Mosaic is a member of Canpotex, an export association of Canadian potash producers through which they sell their Canadian potash outside the U.S. and Canada.

Its potash mine locations are:
- Carlsbad, New Mexico
- Belle Plaine, Saskatchewan
- Colonsay, Saskatchewan
- Esterhazy, Saskatchewan K1
- Esterhazy, Saskatchewan K2
- Esterhazy, Saskatchewan K3

===Phosphate===
Mosaic has about 16.8 million tons of operational capacity for finished concentrated phosphates. The company is the largest producer of finished phosphate products with an annual capacity greater than the next two largest producers combined. It has a global distribution network made up of plants, port facilities, warehouses, and sales offices. In 2013, Mosaic produced 7.6 million tons of concentrated phosphate crop nutrients and over 15 million tons of phosphate rock production. In October 2013, Mosaic reached an agreement to purchase the phosphate operations of CF Industries for US$1.4 billion, which eliminates the need for Mosaic to spend an additional billion dollars to build a processing facility in Hardee County, Florida, to process the rock from the mines in the area.

Phosphate mines are located in the Bone Valley formation of the Peace River watershed in Central Florida:
- Fort Meade
- South Pasture
- Four Corners
- Wingate Creek
- Fort Lonesome(Closed)

Mosaic owns a 25% stake in the Ma'aden Wa'ad Al Shamal Phosphate Company joint venture in Saudi Arabia.
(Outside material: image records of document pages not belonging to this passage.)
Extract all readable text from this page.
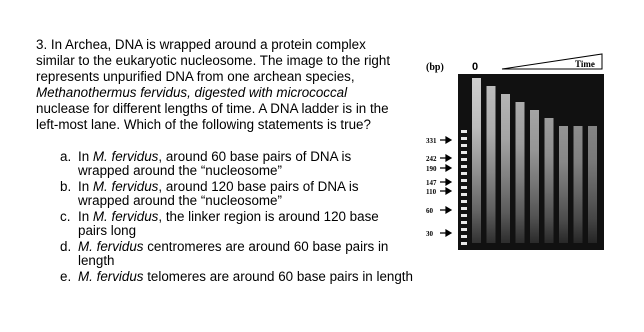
3. In Archea, DNA is wrapped around a protein complex

similar to the eukaryotic nucleosome. The image to the right

represents unpurified DNA from one archean species,

Methanothermus fervidus, digested with micrococcal

nuclease for different lengths of time. A DNA ladder is in the

left-most lane. Which of the following statements is true?

a. In M. fervidus, around 60 base pairs of DNA is
wrapped around the “nucleosome”
b. In M. fervidus, around 120 base pairs of DNA is
wrapped around the “nucleosome”
c. In M. fervidus, the linker region is around 120 base
pairs long
d. M. fervidus centromeres are around 60 base pairs in
length
e. M. fervidus telomeres are around 60 base pairs in length
(bp)	0	Time
331
242
190
147
110
60
30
With the completion of the Vale Fertilizantes acquisition in January, 2018, an additional five Brazilian phosphate rock mines, four chemical plants, and an additional 40% economic interest in the Miski Mayo mine were purchased.

==Carbon footprint==
The Mosaic Company reported total CO_{2}e emissions (direct + indirect) for 31 December 2020 at 4,920 Kt (+340/+7.4% year-over-year).

The Mosaic Company's total CO_{2}e emissions (direct + dndirect) (in kilotonnes)
| Dec 2018 | Dec 2019 | Dec 2020 |
|---|---|---|
| 5,270 | 4,580 | 4,920 |

==Timeline==

2023
- August: The Mosaic Board of Directors elected Bruce Bodine to succeed Joc O'Rourke as Mosaic's CEO effective January 1, 2024. Bodine was to serve as Mosaic president and a member of the board of directors effective immediately.
2018
- January: Mosaic completed the acquisition of Vale Fertilizantes.
2015
- August: Joc O'Rourke succeeded Jim Prokopanko as Mosaic's president and CEO.
2014
- December: Mosaic acquired Archer Daniels Midland's fertilizer distribution business in Brazil and Paraguay.
- July: Cargill acquired Mosaic's Hersey, Michigan, salt plant.
2013
- November: Mosaic closed the potash operations at the Hersey facility.
2011
- May: Mosaic and Cargill completed a transaction to split off and distribute Cargill's stake in Mosaic.
- January: Mosaic and Cargill agreed to split off and orderly distribute Cargill's stake in Mosaic.
2007
- January: Jim Prokopanko succeeded Fritz Corrigan as president and CEO of Mosaic.
2006
- July: Jim Prokopanko was named Mosaic's chief operating officer.
2004
- October: The Mosaic Company (NYSE: MOS) began trading on the New York Stock Exchange.
- June: Mosaic was announced as the chosen name for the newly formed company.
- January: The crop nutrition business of Cargill, Inc. and IMC Global entered into a definitive agreement to form a new crop nutrition company.